I have setup my wireguard tunnel between Openwrt and my VPS but still struggling with port forwarding. I am essentially trying to expose a reverse proxy which runs on port 443 in my lan through the wireguard tunnel and out through the VPS as I am trying to circumvent CG-NAT. I can ping devices on my LAN from my VPS but still not able to expose my reverse proxy on my VPS. Could someone take a look at my Wireguard setup on my VPS and give me some pointers because this is almost certainly where the problem is as while I can find myself away around wireguard I'm not confident at all using iptables:
PrivateKey = <private key>
Address = 192.168.99.1/24
ListenPort = 56930
SaveConfig = true
PostUp = ufw route allow in on wg0 out on ens6
PostUp = iptables -t nat -I POSTROUTING -o ens6 -j MASQUERADE
PostUp = ip route add 192.168.10.0/24 via 192.168.99.2
PostUp = iptables -t nat -I PREROUTING -i ens6 -p tcp -m tcp --dport 443 -j DNAT --to-destination 192.168.10.10:443
PostUp = iptables -t nat -I POSTROUTING -o wg0 -j MASQUERADE
PreDown = ufw route delete allow in on wg0 out on ens6
PreDown = iptables -t nat -D POSTROUTING -o ens6 -j MASQUERADE
PreDown = ip route del 192.168.10.0/24 via 192.168.99.2
PreDown = iptables -t nat -D PREROUTING -i ens6 -p tcp -m tcp --dport 443 -j DNAT --to-destination 192.168.10.10:443
PreDown = iptables -t nat -D POSTROUTING -o wg0 -j MASQUERADE
I currently have an ADSL service with associated static public IP but this is going to be cancelled imminently and replaced with starlink which is CG-NAT. While I'm waiting for everything I need to set starlink up, I'm setting everything up so when I switch everything will already be set up.
Is this necessary as I can already ping devices on LAN from the VPS?
No I haven't - I assumed (perhaps wrongly) as it's an incoming connection this wouldn't be necessary.
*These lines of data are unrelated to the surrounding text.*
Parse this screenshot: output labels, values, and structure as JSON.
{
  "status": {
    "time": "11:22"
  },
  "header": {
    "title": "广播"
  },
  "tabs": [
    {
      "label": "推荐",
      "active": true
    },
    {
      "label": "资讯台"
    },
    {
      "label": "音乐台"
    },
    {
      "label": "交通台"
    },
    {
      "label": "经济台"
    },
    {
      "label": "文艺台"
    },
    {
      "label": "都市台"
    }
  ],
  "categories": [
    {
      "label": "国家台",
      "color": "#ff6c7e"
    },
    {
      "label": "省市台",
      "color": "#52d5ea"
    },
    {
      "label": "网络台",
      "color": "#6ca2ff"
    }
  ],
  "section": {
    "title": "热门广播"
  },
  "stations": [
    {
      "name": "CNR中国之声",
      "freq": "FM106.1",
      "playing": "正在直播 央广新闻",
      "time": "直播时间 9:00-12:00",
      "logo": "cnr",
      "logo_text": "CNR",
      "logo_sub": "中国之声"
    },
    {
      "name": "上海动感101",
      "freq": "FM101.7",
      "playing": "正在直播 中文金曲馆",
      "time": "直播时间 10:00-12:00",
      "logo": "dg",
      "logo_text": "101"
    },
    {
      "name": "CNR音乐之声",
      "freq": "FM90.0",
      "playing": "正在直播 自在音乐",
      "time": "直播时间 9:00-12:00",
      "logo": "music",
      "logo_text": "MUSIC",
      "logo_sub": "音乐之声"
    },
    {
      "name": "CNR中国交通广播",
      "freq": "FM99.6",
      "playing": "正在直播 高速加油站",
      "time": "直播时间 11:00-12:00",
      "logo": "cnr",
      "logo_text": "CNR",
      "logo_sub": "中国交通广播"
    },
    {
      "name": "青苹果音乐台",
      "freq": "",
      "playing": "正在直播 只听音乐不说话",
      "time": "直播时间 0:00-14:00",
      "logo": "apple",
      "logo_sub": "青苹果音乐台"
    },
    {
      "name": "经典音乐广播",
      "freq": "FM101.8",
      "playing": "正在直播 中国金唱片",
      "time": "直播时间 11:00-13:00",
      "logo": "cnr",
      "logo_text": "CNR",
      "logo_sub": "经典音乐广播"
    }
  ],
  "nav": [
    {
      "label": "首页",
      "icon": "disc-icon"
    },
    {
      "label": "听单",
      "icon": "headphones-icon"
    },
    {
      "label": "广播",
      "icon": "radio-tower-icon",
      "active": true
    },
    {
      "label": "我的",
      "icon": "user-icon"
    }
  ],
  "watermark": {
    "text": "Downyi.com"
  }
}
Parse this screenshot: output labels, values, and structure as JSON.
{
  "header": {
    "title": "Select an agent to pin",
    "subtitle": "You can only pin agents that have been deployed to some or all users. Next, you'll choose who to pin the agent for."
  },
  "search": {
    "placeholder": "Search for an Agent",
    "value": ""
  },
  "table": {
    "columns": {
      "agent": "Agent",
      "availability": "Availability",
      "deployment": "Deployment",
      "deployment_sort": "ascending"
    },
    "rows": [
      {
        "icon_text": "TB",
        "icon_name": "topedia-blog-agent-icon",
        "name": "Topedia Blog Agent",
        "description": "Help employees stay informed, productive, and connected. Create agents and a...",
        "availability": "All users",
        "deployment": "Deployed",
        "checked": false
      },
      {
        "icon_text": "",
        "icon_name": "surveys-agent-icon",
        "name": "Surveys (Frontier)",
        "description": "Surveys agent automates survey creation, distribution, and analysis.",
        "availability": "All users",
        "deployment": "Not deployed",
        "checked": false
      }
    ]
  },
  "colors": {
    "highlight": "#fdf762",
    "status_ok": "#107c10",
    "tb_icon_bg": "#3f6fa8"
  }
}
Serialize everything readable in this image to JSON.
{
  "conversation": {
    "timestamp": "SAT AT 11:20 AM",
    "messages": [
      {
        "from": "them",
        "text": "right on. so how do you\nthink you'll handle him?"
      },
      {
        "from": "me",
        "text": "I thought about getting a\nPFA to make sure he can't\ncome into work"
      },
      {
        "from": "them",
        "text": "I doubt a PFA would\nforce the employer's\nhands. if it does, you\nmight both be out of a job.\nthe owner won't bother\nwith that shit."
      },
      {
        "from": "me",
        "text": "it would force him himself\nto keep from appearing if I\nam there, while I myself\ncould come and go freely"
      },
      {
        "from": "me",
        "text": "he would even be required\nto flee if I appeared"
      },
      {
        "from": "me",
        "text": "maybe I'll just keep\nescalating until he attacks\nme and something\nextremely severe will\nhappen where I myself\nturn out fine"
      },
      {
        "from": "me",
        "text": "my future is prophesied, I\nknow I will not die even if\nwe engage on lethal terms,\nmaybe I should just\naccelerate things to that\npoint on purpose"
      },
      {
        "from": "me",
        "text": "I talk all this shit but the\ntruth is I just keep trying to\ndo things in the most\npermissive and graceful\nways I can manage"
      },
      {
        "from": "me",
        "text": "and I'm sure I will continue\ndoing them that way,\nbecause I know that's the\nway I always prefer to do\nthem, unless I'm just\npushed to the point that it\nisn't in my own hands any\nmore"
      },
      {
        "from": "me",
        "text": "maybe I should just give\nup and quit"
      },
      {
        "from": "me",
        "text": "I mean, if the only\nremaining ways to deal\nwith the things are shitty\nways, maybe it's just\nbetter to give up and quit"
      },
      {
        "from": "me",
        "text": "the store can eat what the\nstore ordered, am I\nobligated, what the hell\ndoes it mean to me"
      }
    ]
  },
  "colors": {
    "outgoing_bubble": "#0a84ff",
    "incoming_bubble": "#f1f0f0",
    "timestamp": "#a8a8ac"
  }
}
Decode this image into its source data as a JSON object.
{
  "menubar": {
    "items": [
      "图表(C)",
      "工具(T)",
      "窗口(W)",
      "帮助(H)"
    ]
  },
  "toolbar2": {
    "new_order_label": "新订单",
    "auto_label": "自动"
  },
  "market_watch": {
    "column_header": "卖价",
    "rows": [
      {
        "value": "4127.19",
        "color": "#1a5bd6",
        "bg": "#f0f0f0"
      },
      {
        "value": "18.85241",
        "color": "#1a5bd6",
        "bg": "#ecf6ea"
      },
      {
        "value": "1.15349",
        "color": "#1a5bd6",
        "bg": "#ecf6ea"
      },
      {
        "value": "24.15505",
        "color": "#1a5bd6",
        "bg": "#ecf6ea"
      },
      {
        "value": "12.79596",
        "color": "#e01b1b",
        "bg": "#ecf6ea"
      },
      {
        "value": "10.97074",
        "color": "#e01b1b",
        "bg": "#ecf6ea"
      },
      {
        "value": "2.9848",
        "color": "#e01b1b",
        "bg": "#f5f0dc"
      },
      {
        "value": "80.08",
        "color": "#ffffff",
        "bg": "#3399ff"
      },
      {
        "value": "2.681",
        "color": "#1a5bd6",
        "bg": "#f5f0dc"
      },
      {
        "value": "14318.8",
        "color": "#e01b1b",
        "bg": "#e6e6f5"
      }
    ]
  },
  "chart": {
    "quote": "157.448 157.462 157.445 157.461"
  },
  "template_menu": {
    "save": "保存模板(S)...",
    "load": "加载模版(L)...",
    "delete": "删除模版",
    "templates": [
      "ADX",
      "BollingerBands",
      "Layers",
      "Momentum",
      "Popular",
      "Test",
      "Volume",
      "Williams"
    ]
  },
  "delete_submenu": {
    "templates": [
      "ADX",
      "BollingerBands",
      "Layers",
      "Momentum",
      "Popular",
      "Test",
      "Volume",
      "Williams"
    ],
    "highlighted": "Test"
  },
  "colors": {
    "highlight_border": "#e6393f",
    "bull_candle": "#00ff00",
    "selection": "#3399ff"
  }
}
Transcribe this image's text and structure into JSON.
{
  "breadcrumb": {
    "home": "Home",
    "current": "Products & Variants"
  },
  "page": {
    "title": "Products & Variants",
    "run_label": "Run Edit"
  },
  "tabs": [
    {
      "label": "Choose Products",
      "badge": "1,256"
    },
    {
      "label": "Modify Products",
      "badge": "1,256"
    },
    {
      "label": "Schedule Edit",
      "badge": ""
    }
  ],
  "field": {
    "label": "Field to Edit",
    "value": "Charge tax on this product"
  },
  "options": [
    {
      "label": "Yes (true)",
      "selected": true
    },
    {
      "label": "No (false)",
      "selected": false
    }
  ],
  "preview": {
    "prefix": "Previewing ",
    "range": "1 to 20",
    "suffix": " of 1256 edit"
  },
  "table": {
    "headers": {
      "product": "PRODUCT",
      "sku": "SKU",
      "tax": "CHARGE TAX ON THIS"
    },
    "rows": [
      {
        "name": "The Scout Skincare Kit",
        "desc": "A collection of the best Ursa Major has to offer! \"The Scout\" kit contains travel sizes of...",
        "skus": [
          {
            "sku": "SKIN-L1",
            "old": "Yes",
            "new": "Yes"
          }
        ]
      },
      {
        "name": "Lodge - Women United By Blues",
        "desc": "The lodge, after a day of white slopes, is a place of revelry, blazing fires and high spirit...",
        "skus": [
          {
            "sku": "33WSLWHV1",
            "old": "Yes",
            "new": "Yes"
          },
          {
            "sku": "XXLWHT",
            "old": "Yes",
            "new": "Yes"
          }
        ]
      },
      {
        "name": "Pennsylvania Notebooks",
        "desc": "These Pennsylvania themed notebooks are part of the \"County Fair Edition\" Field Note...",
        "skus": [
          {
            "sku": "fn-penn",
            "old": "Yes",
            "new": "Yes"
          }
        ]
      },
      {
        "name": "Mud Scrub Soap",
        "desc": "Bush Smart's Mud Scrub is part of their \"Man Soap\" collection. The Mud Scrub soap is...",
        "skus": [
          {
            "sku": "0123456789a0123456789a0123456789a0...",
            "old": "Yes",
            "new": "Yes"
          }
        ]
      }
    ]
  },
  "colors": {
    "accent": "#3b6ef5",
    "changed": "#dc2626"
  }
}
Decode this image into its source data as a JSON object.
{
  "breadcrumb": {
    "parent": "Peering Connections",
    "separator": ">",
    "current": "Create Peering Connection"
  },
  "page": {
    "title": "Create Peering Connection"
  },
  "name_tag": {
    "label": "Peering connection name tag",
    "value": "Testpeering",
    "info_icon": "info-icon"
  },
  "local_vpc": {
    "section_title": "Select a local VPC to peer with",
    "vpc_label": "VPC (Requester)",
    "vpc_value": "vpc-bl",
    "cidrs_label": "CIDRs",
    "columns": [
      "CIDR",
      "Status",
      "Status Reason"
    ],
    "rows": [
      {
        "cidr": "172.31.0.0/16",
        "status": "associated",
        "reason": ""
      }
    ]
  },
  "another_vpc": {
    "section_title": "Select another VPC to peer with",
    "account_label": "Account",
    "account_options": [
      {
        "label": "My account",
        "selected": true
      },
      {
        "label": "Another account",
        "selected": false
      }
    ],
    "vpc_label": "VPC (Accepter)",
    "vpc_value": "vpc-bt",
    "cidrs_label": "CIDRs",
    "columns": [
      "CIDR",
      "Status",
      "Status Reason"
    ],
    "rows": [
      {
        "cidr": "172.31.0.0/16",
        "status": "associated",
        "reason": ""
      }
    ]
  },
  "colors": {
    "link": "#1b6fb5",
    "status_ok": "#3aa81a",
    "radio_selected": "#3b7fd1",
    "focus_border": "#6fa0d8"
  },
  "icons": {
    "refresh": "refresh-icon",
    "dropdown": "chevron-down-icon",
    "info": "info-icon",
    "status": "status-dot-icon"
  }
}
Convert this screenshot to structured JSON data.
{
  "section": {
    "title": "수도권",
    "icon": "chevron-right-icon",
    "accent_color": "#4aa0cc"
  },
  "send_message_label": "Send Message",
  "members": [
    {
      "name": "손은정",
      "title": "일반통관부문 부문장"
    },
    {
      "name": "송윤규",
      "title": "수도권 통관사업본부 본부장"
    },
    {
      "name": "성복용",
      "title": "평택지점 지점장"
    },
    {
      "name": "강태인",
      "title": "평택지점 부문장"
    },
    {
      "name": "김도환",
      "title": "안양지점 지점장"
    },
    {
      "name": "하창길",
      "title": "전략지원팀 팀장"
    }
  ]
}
So, would I use something like pbr to route traffic from that IP address on port 443 out via wireguard?
Partially solved. Allowed IP's on the openwrt peer config were incorrect. Should have been 0.0.0.0/0. Can now confirm that using pbr clients can use the internet through the wireguard tunnel. However, I still haven't been able to expose nginx on port 443 through wireguard and VPS.